For some, it might be hard to believe that such a tiny insect, about the size of a ballpoint-pen tip, can destroy trees towering more than 100 feet tall.
Their damaging habits come from gouging through the bark, tunneling under the bark surface into the cambium of the tree trunk. The females tunnel through this layer to lay their eggs, and the tunnels they create cut off the tree’s life-giving supplies of nutrients. This creates die-off in the upper branches and eventually kills the whole tree. Douglas fir beetles prefer the largest, oldest trees in dense stands, according to studies from the U.S. Forest Service, which reports that trees in stands at least 120 years old with at least 14-inch diameter trunks are most susceptible.
While insecticidal sprays have proven effective for preventative treatment during the same flight period for the beetles, they’re not practical on a large scale because they have to fully cover the trees.

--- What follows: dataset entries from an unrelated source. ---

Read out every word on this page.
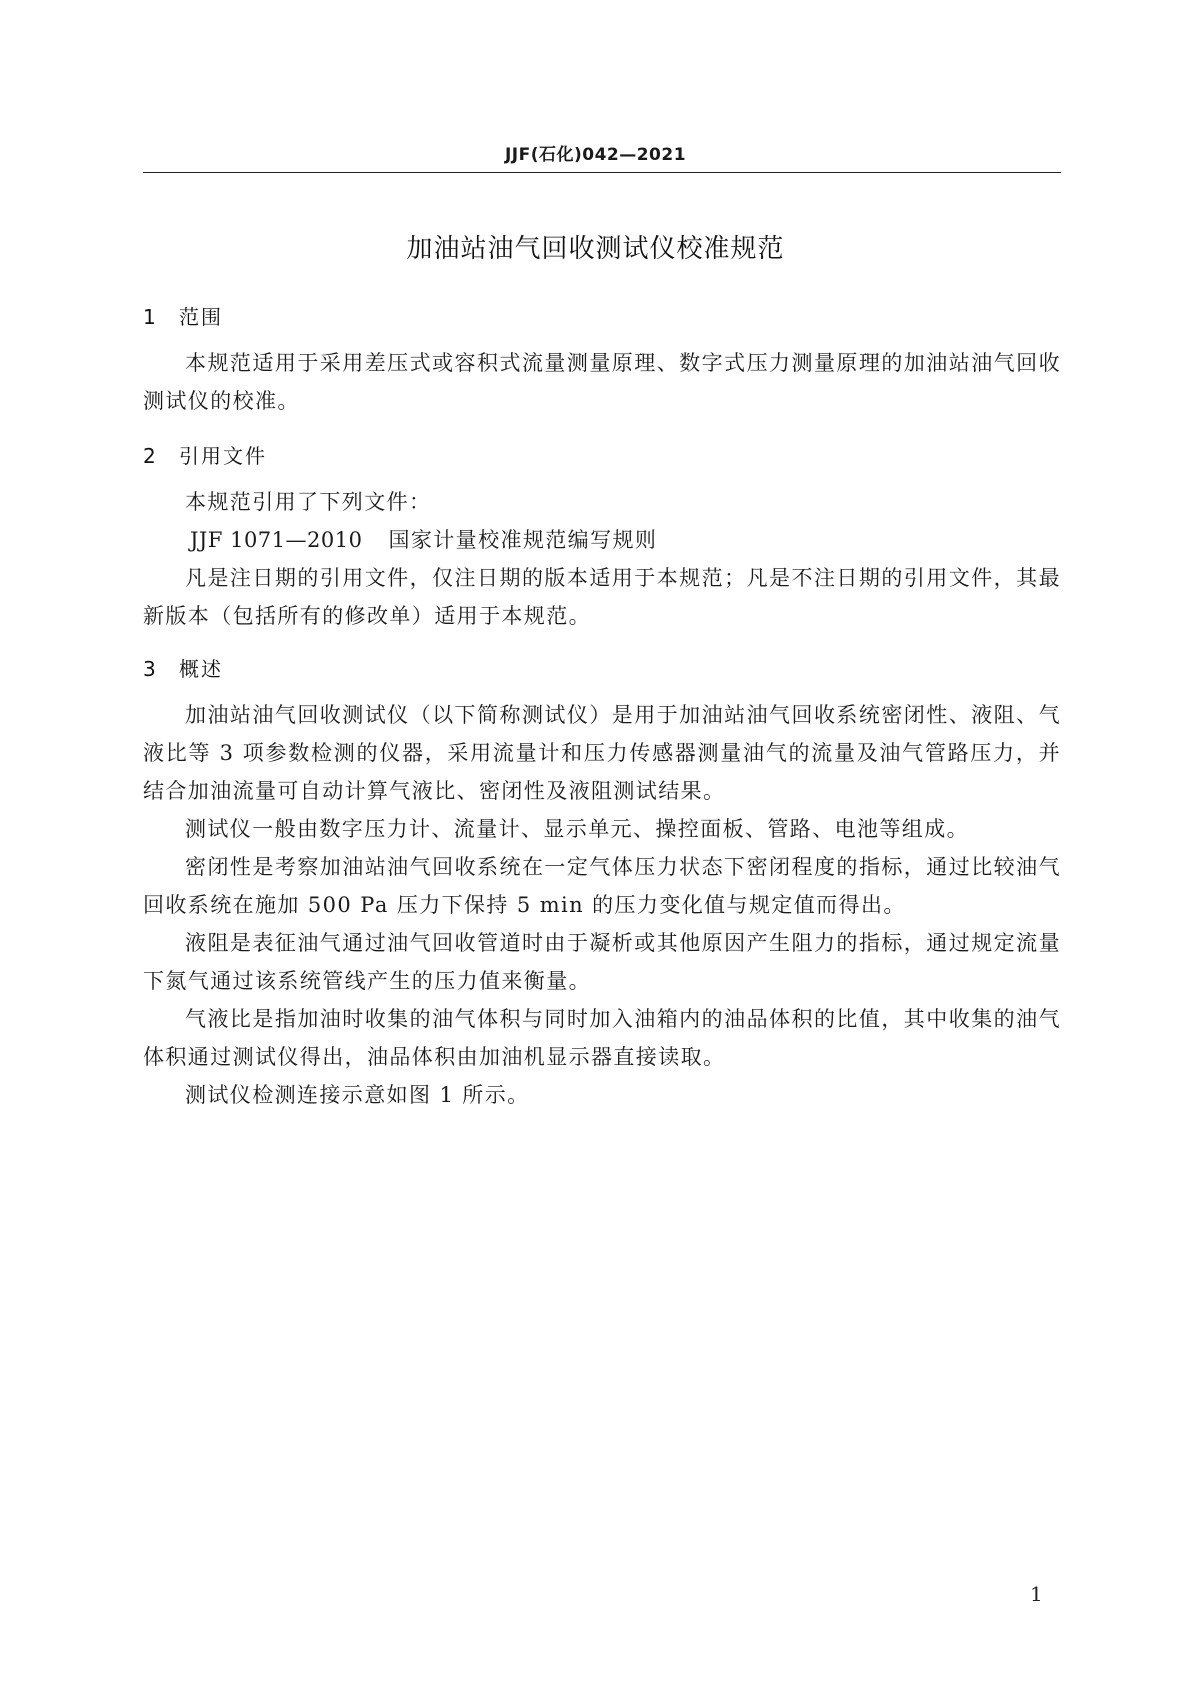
JJF(石化)042—2021
加油站油气回收测试仪校准规范
1 范围

本规范适用于采用差压式或容积式流量测量原理、数字式压力测量原理的加油站油气回收测试仪的校准。

2 引用文件

本规范引用了下列文件：

JJF 1071—2010 国家计量校准规范编写规则

凡是注日期的引用文件，仅注日期的版本适用于本规范；凡是不注日期的引用文件，其最新版本（包括所有的修改单）适用于本规范。

3 概述

加油站油气回收测试仪（以下简称测试仪）是用于加油站油气回收系统密闭性、液阻、气液比等 3 项参数检测的仪器，采用流量计和压力传感器测量油气的流量及油气管路压力，并结合加油流量可自动计算气液比、密闭性及液阻测试结果。

测试仪一般由数字压力计、流量计、显示单元、操控面板、管路、电池等组成。

密闭性是考察加油站油气回收系统在一定气体压力状态下密闭程度的指标，通过比较油气回收系统在施加 500 Pa 压力下保持 5 min 的压力变化值与规定值而得出。

液阻是表征油气通过油气回收管道时由于凝析或其他原因产生阻力的指标，通过规定流量下氮气通过该系统管线产生的压力值来衡量。

气液比是指加油时收集的油气体积与同时加入油箱内的油品体积的比值，其中收集的油气体积通过测试仪得出，油品体积由加油机显示器直接读取。

测试仪检测连接示意如图 1 所示。

1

“That treatment is for someone who has their favorite 200-year-old Douglas fir tree in their yard that Grandma is buried under,” Shelby said.
Though foresters have found the pheromones to be effective in preventing the spread of the infestation, they preach “active management” as the best method for slowing the beetle’s encroachment. This means removing dead or diseased trees — “if it’s brown, cut it down” — and not letting the freshly cut fir stay on the forest floor, where Shelby says it provides brooding ground for the beetle.

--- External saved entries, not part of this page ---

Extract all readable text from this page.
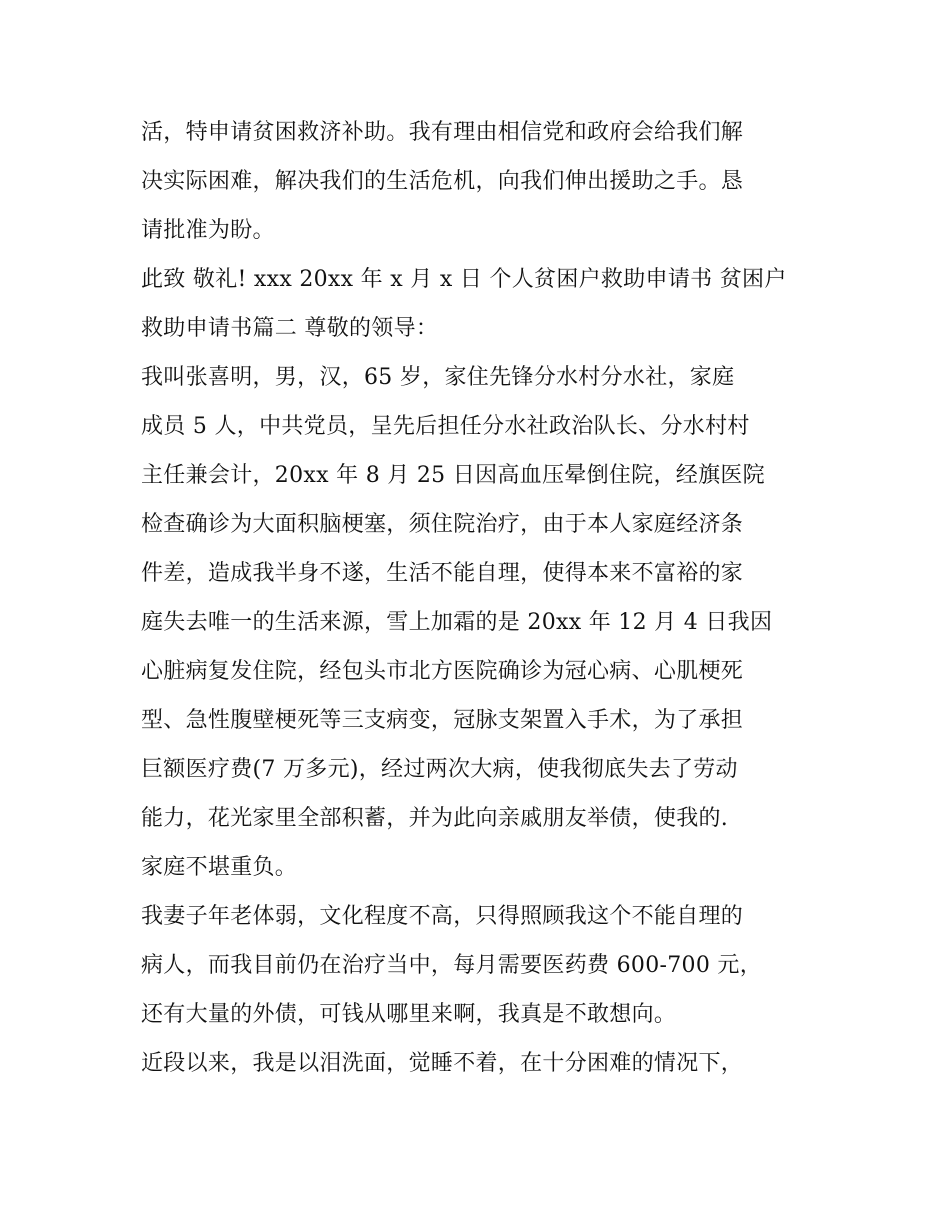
活，特申请贫困救济补助。我有理由相信党和政府会给我们解
决实际困难，解决我们的生活危机，向我们伸出援助之手。恳
请批准为盼。
此致 敬礼! xxx 20xx 年 x 月 x 日 个人贫困户救助申请书 贫困户
救助申请书篇二 尊敬的领导：
我叫张喜明，男，汉，65 岁，家住先锋分水村分水社，家庭
成员 5 人，中共党员，呈先后担任分水社政治队长、分水村村
主任兼会计，20xx 年 8 月 25 日因高血压晕倒住院，经旗医院
检查确诊为大面积脑梗塞，须住院治疗，由于本人家庭经济条
件差，造成我半身不遂，生活不能自理，使得本来不富裕的家
庭失去唯一的生活来源，雪上加霜的是 20xx 年 12 月 4 日我因
心脏病复发住院，经包头市北方医院确诊为冠心病、心肌梗死
型、急性腹壁梗死等三支病变，冠脉支架置入手术，为了承担
巨额医疗费(7 万多元)，经过两次大病，使我彻底失去了劳动
能力，花光家里全部积蓄，并为此向亲戚朋友举债，使我的.
家庭不堪重负。
我妻子年老体弱，文化程度不高，只得照顾我这个不能自理的
病人，而我目前仍在治疗当中，每月需要医药费 600-700 元，
还有大量的外债，可钱从哪里来啊，我真是不敢想向。
近段以来，我是以泪洗面，觉睡不着，在十分困难的情况下，
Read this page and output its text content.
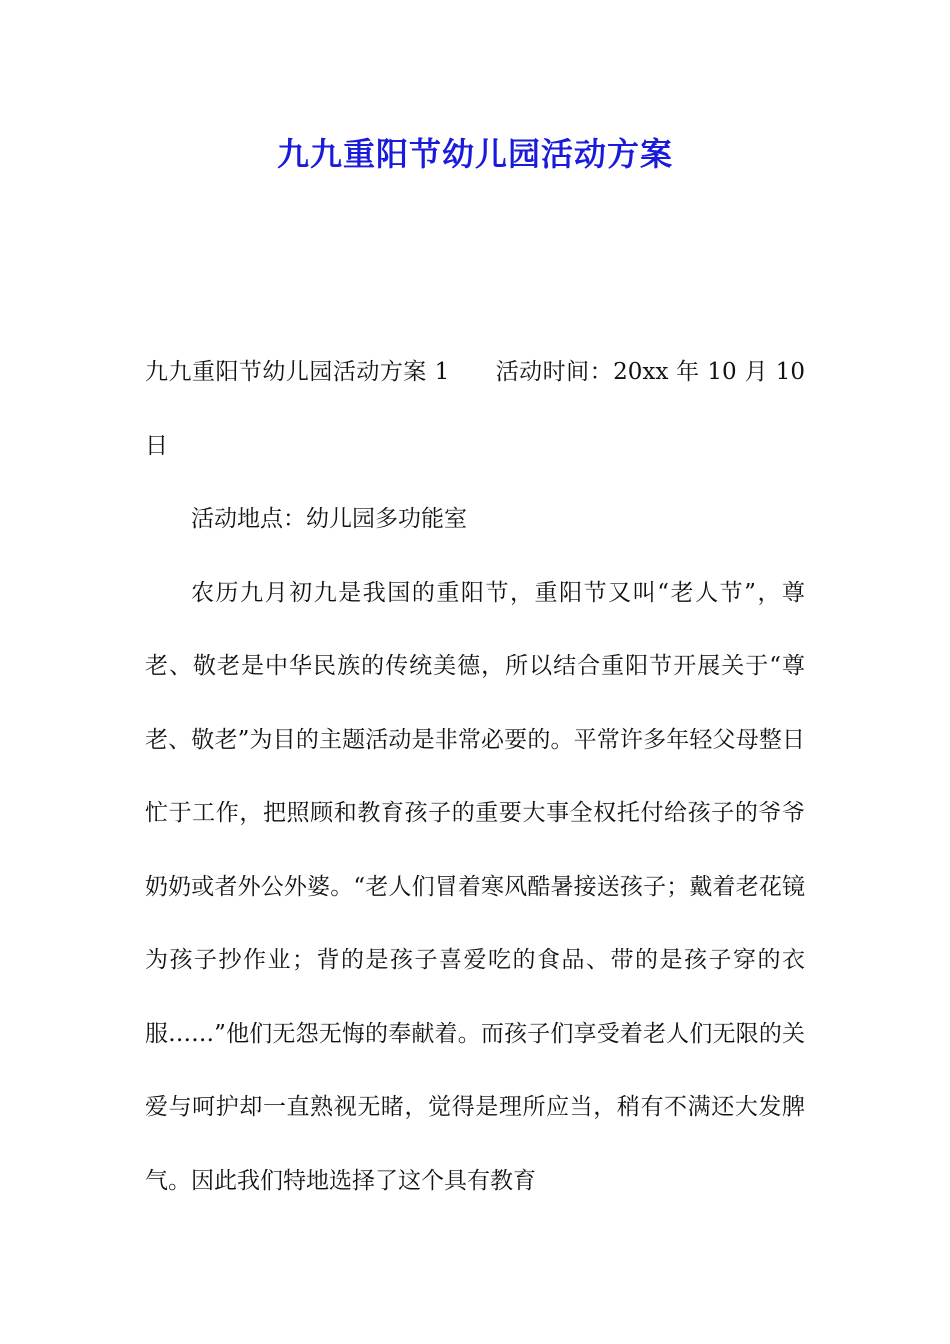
九九重阳节幼儿园活动方案

九九重阳节幼儿园活动方案 1 活动时间：20xx 年 10 月 10 日

活动地点：幼儿园多功能室

农历九月初九是我国的重阳节，重阳节又叫“老人节”，尊老、敬老是中华民族的传统美德，所以结合重阳节开展关于“尊老、敬老”为目的主题活动是非常必要的。平常许多年轻父母整日忙于工作，把照顾和教育孩子的重要大事全权托付给孩子的爷爷奶奶或者外公外婆。“老人们冒着寒风酷暑接送孩子；戴着老花镜为孩子抄作业；背的是孩子喜爱吃的食品、带的是孩子穿的衣服……”他们无怨无悔的奉献着。而孩子们享受着老人们无限的关爱与呵护却一直熟视无睹，觉得是理所应当，稍有不满还大发脾气。因此我们特地选择了这个具有教育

Active management also includes thinning to provide a healthy environment for trees. Rist said this is why residents might notice foresters removing trees, as they did about four years ago across 27 acres in and around Ouray. They also might notice foresters selecting trees for removal that leave multi-generational stands of trees, which helps protect against pests that prefer a certain age of trees from wiping them out.
The Ouray area has seen a decline in Douglas fir beetle activity In recent years, according to an aerial detection survey published by the U.S. Forest Service. In fact, results show a 100-acre decrease in the affected area from 2017 to 2018. Overall, the number of acres affected by the fir beetle remained steady at 14,000 acres across Colorado in the same period of time. The Grand Mesa National Forest has seen a 70 percent decrease in the number of acres affected by the Douglas fir beetle in the same time period, according to the survey.
Though MCH is labor-intensive to apply, it’s been a winner in the toolbox for foresters trying to protect individual trees from beetle infestations in the battles they can afford to choose, Gardiner said.
“If we have 1,000 bubble caps, that’s going to protect 1,000 trees,” he said. “It’s just a small postage stamp on the landscape, but it works.”
“I think we’re winning the battle with the trees we’re protecting,” Shelby said. “But on a large scale, the beetle’s going to have its way with the landscape … that’s kind of how nature works.